The Deconstruction of Automated Knowledge Base Construction
Bio: Sebastian Riedel is a researcher at Facebook AI research, professor in Natural Language Processing and Machine Learning at the University College London (UCL) and an Allen Distinguished Investigator. He works in the intersection of Natural Language Processing and Machine Learning, and focuses on teaching machines how to read and reason. He was educated in Hamburg-Harburg (Dipl. Ing) and Edinburgh (MSc., PhD), and worked at the University of Massachusetts Amherst and Tokyo University before joining UCL.
Towards Querying Probabilistic Knowledge Bases
Bio: Guy Van den Broeck is an Assistant Professor and Samueli Fellow in the Computer Science Department at the University of California, Los Angeles (UCLA). Guy’s research interests are in artificial intelligence, machine learning, logical and probabilistic automated reasoning, and statistical relational learning. He also studies applications of reasoning in other fields, such as probabilistic databases and programming languages. Guy’s work received best paper awards from key artificial intelligence venues such as UAI, ILP, and KR, and an outstanding paper honorable mention at AAAI. His doctoral thesis was awarded the ECCAI Dissertation Award for the best European dissertation in AI. He directs the Statistical and Relational Artificial Intelligence (StarAI) Lab at UCLA.
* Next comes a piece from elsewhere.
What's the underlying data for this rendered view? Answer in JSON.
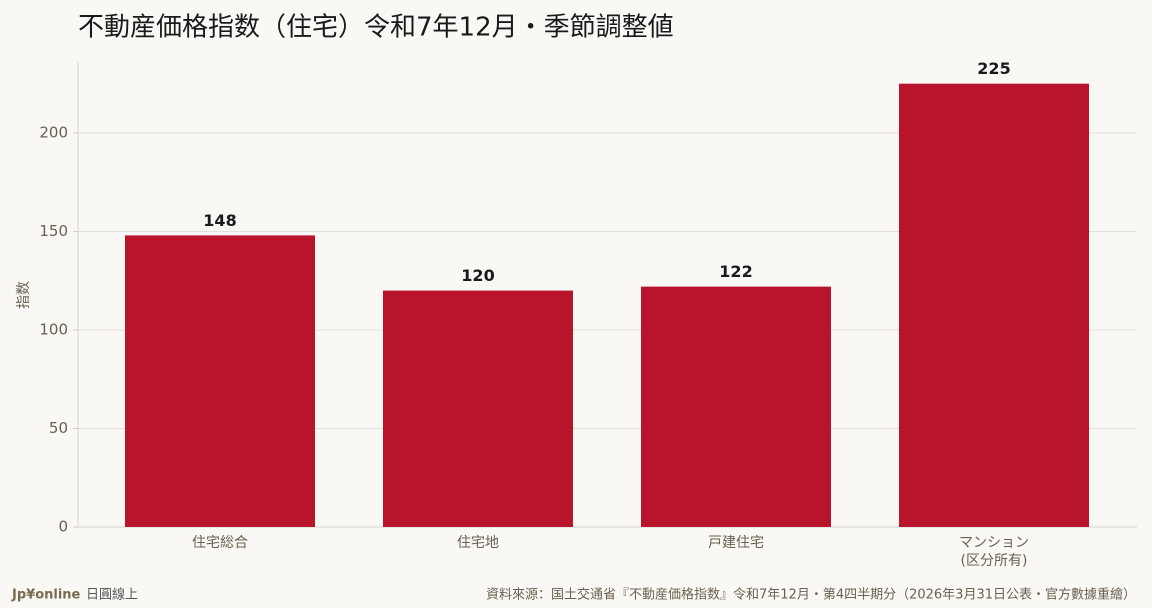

Gender Bias and Sexism in Language
Bio: Claudia Wagner is an assistant professor in Computer Science at University Koblenz-Landau and the interim Scientific Director of the department Computational Social Science at GESIS - Leibniz Institute for the Social Sciences. Wagner received her PhD from Graz University of Technology in 2013, before she joined GESIS as postdoctoral researcher (2013-2016). Prior to that she conducted several international research internships, among others at HP labs, Xerox PARC and the Open University. To date, she has been awarded substantial research funding either as a PI or co-PI, was awarded with a DOC-fFORTE fellowship from the Austrian Academy of Sciences and received best paper awards (at ESWC 2010, SocialCom 2012, ICWSM 2014 and WebSci 2015). Her research focuses on computational methods and models for analyzing social issues (e.g. gender inequality, sexism) and social phenomena (e.g. collective attention, culture) using digital trace data.